The bottom line is that when a tiny little woman can shred bowl blanks with minimal effort while men bigger than me struggle I will go to learn from the woman 100% of the time. I even took a class from Harwood, great teacher and she is down in Charleston, SC so it wasn't too long of a drive. She also has a medical condition that makes here sensitive to vibrations and the 40/40 allows those to be minimized or non-existent extending her turning career. I would 100% recommend a class with her even with the cost, she holds them at her home.

What allows the 40/40 to glide through the wood with minimal effort is the lower angle. Steeper angles just do not get "under" the wood to start the cuts the same way so you don't get the same results. You can literally start a cut at the top of a bowl blank and ride it to the bottom as you shape with a 40/40. You can also get clean enough cuts to reduce sanding necessary, even on end grain but it does take practice like everything else. Stuart Batty and Cindy Drozda have great videos on sharpening the 40/40 that you can find online. Check them out if your curious.

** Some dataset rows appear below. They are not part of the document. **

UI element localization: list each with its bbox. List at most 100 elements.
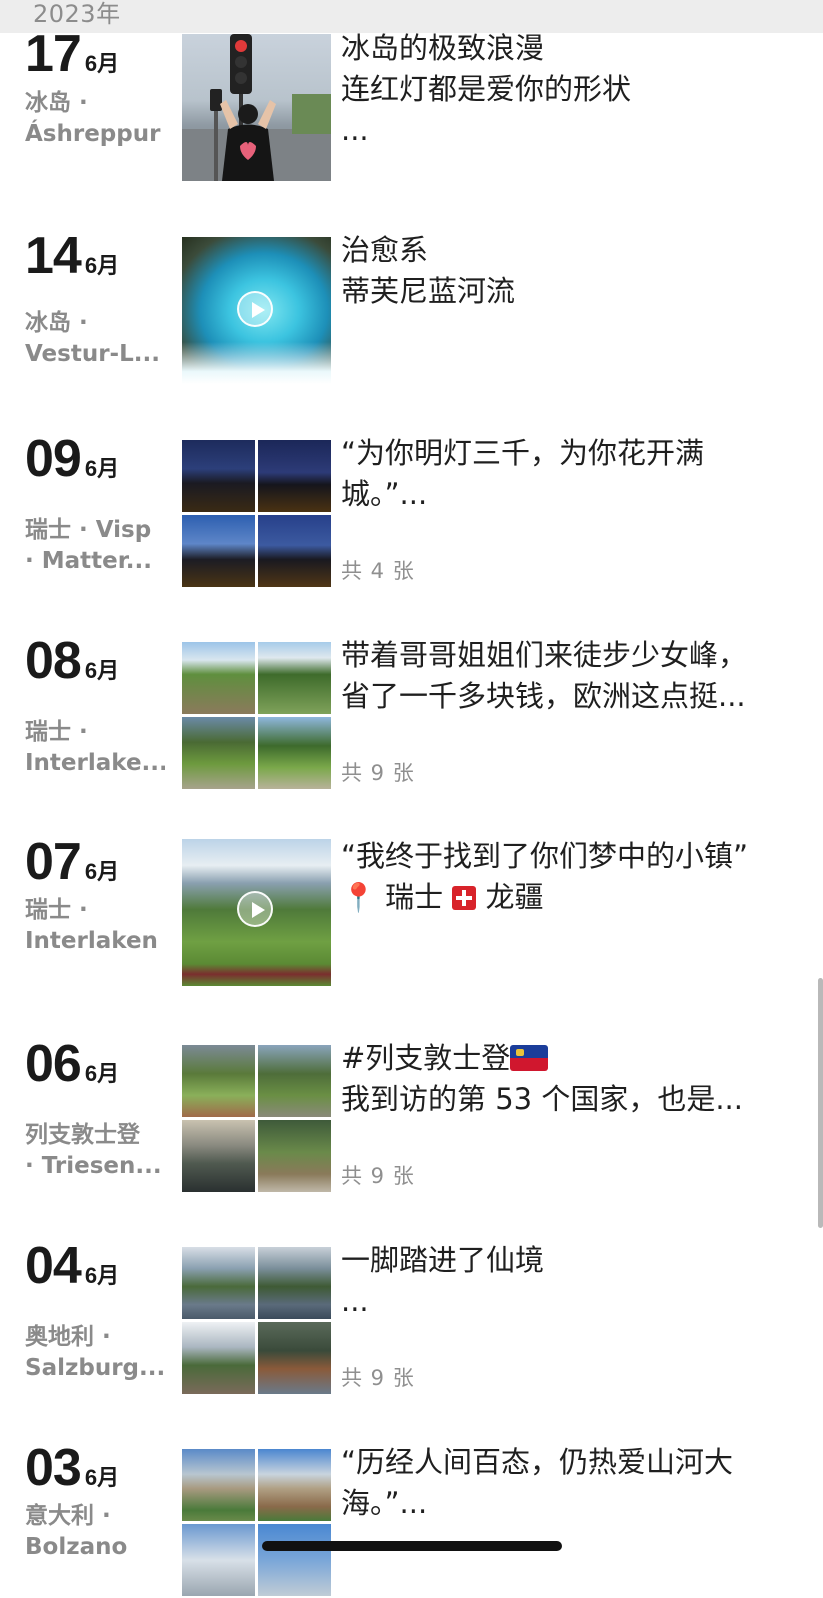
post-location: 列支敦士登 · Triesen... — [25, 1120, 165, 1182]
post-day: 14 — [25, 227, 82, 285]
photo-lake-town — [258, 1322, 331, 1394]
caption-line: “我终于找到了你们梦中的小镇” — [341, 839, 749, 873]
location-pin-icon: 📍 — [341, 881, 376, 914]
photo-traffic-light — [182, 34, 331, 181]
post-day: 03 — [25, 1439, 82, 1497]
photo-night-town — [258, 515, 331, 587]
post-caption: 一脚踏进了仙境 ... — [341, 1240, 801, 1322]
photo-foam — [182, 342, 331, 384]
post-location-line2: Salzburg... — [25, 1355, 165, 1381]
post-location-line2: Vestur-L... — [25, 341, 160, 367]
post-location-line2: Áshreppur — [25, 121, 161, 147]
photo-mountain-village — [258, 1120, 331, 1192]
post-caption: #列支敦士登 我到访的第 53 个国家，也是... — [341, 1038, 801, 1120]
post-day: 09 — [25, 430, 82, 488]
post-month: 6月 — [84, 1465, 120, 1490]
caption-text: #列支敦士登 — [341, 1041, 511, 1075]
photo-count: 共 9 张 — [341, 1366, 415, 1390]
photo-lake-town — [182, 1322, 255, 1394]
post-day: 17 — [25, 25, 82, 83]
post-location: 瑞士 · Interlaken — [25, 895, 165, 957]
caption-line: 治愈系 — [341, 233, 429, 267]
post-date: 17 6月 — [25, 28, 119, 90]
post-caption: “为你明灯三千，为你花开满 城。”... — [341, 433, 801, 515]
post-caption: “我终于找到了你们梦中的小镇” 📍 瑞士 龙疆 — [341, 836, 801, 918]
home-indicator[interactable] — [262, 1541, 562, 1551]
post-location: 瑞士 · Visp · Matter... — [25, 515, 165, 577]
post-photo-grid[interactable] — [182, 1045, 331, 1192]
post-month: 6月 — [84, 859, 120, 884]
post-location: 冰岛 · Vestur-L... — [25, 308, 165, 370]
photo-hiking-trail — [182, 642, 255, 714]
scrollbar[interactable] — [818, 978, 823, 1228]
post-location: 瑞士 · Interlake... — [25, 717, 165, 779]
play-icon[interactable] — [237, 891, 273, 927]
caption-town: 龙疆 — [485, 880, 544, 914]
post-location-line1: 奥地利 · — [25, 1324, 111, 1350]
post-video-thumbnail[interactable] — [182, 237, 331, 384]
post-caption: 治愈系 蒂芙尼蓝河流 — [341, 230, 801, 312]
photo-mountain-village — [182, 1045, 255, 1117]
post-location-line1: 列支敦士登 — [25, 1122, 140, 1148]
caption-line: 冰岛的极致浪漫 — [341, 31, 545, 65]
post-caption: “历经人间百态，仍热爱山河大 海。”... — [341, 1442, 801, 1524]
post-month: 6月 — [84, 1263, 120, 1288]
post-location: 奥地利 · Salzburg... — [25, 1322, 165, 1384]
post-caption: 冰岛的极致浪漫 连红灯都是爱你的形状 ... — [341, 28, 801, 151]
caption-line: #列支敦士登 — [341, 1038, 801, 1079]
post-month: 6月 — [84, 51, 120, 76]
caption-line: 连红灯都是爱你的形状 — [341, 72, 632, 106]
post-location-line1: 冰岛 · — [25, 310, 88, 336]
photo-mountain-village — [182, 1120, 255, 1192]
photo-mountain-village — [258, 1045, 331, 1117]
post-month: 6月 — [84, 253, 120, 278]
caption-line: 我到访的第 53 个国家，也是... — [341, 1082, 743, 1116]
photo-hiking-trail — [258, 717, 331, 789]
post-location-line1: 瑞士 · Visp — [25, 517, 152, 543]
post-day: 06 — [25, 1035, 82, 1093]
caption-line: 一脚踏进了仙境 — [341, 1243, 545, 1277]
post-photo-grid[interactable] — [182, 440, 331, 587]
caption-line: “历经人间百态，仍热爱山河大 — [341, 1445, 734, 1479]
caption-line: “为你明灯三千，为你花开满 — [341, 436, 705, 470]
photo-count: 共 9 张 — [341, 1164, 415, 1188]
caption-line: 城。”... — [341, 477, 428, 511]
caption-line: 海。”... — [341, 1486, 428, 1520]
post-date: 14 6月 — [25, 230, 119, 292]
post-photo-grid[interactable] — [182, 642, 331, 789]
post-day: 07 — [25, 833, 82, 891]
caption-line: 蒂芙尼蓝河流 — [341, 274, 516, 308]
post-date: 03 6月 — [25, 1442, 119, 1504]
post-location-line2: · Triesen... — [25, 1153, 162, 1179]
caption-line: ... — [341, 1284, 369, 1318]
caption-line: 省了一千多块钱，欧洲这点挺... — [341, 679, 746, 713]
post-photo-grid[interactable] — [182, 1247, 331, 1394]
photo-hiking-trail — [182, 717, 255, 789]
liechtenstein-flag-icon — [510, 1045, 549, 1071]
post-location: 冰岛 · Áshreppur — [25, 88, 165, 150]
post-date: 04 6月 — [25, 1240, 119, 1302]
photo-dolomites — [258, 1524, 331, 1596]
photo-lake-town — [182, 1247, 255, 1319]
post-month: 6月 — [84, 456, 120, 481]
post-month: 6月 — [84, 1061, 120, 1086]
photo-night-town — [182, 440, 255, 512]
post-location-line1: 冰岛 · — [25, 90, 88, 116]
post-location-line1: 瑞士 · — [25, 719, 88, 745]
caption-line: 带着哥哥姐姐们来徒步少女峰， — [341, 638, 748, 672]
photo-count: 共 9 张 — [341, 761, 415, 785]
caption-country: 瑞士 — [385, 880, 444, 914]
post-video-thumbnail[interactable] — [182, 839, 331, 986]
post-date: 09 6月 — [25, 433, 119, 495]
post-photo[interactable] — [182, 34, 331, 181]
post-month: 6月 — [84, 658, 120, 683]
post-caption: 带着哥哥姐姐们来徒步少女峰， 省了一千多块钱，欧洲这点挺... — [341, 635, 801, 717]
post-date: 07 6月 — [25, 836, 119, 898]
photo-dolomites — [258, 1449, 331, 1521]
post-photo-grid[interactable] — [182, 1449, 331, 1598]
photo-night-town — [258, 440, 331, 512]
play-icon[interactable] — [237, 291, 273, 327]
photo-dolomites — [182, 1449, 255, 1521]
swiss-flag-icon — [452, 886, 477, 910]
post-location-line2: Bolzano — [25, 1534, 128, 1560]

I have a couple of bowl gouges I acquired that I am doing the Ellsworth grind on to see how I like those. Haven't worked with them a whole lot but I have noticed the technique to use them is different than the 40/40. I whole heartedly agree there is no "best" grind as they can all achieve the desired results when used properly. Still, turners should try different grinds to see what they can do and figure out what they are comfortable with in the end.
 

JRedding

John
Corporate Member
I’m still trying to get those kind of results occasionally . . . consistently is a dream for me until I retire and have more time to practice (11 months and counting).
 

petebucy4638

Pete
Corporate Member
Dogwood is one of my favorite woods to turn, despite its hardness. Most of my dogwoods are small, too. I do have one that failed to bloom the past two years and it's about 12" in diameter. Plus it's overhanging the house. I think that will be my next harvest.
Dogwood is a very hard wood. I have to resharpen frequently when turning dogwood, but has some attractive grain and color.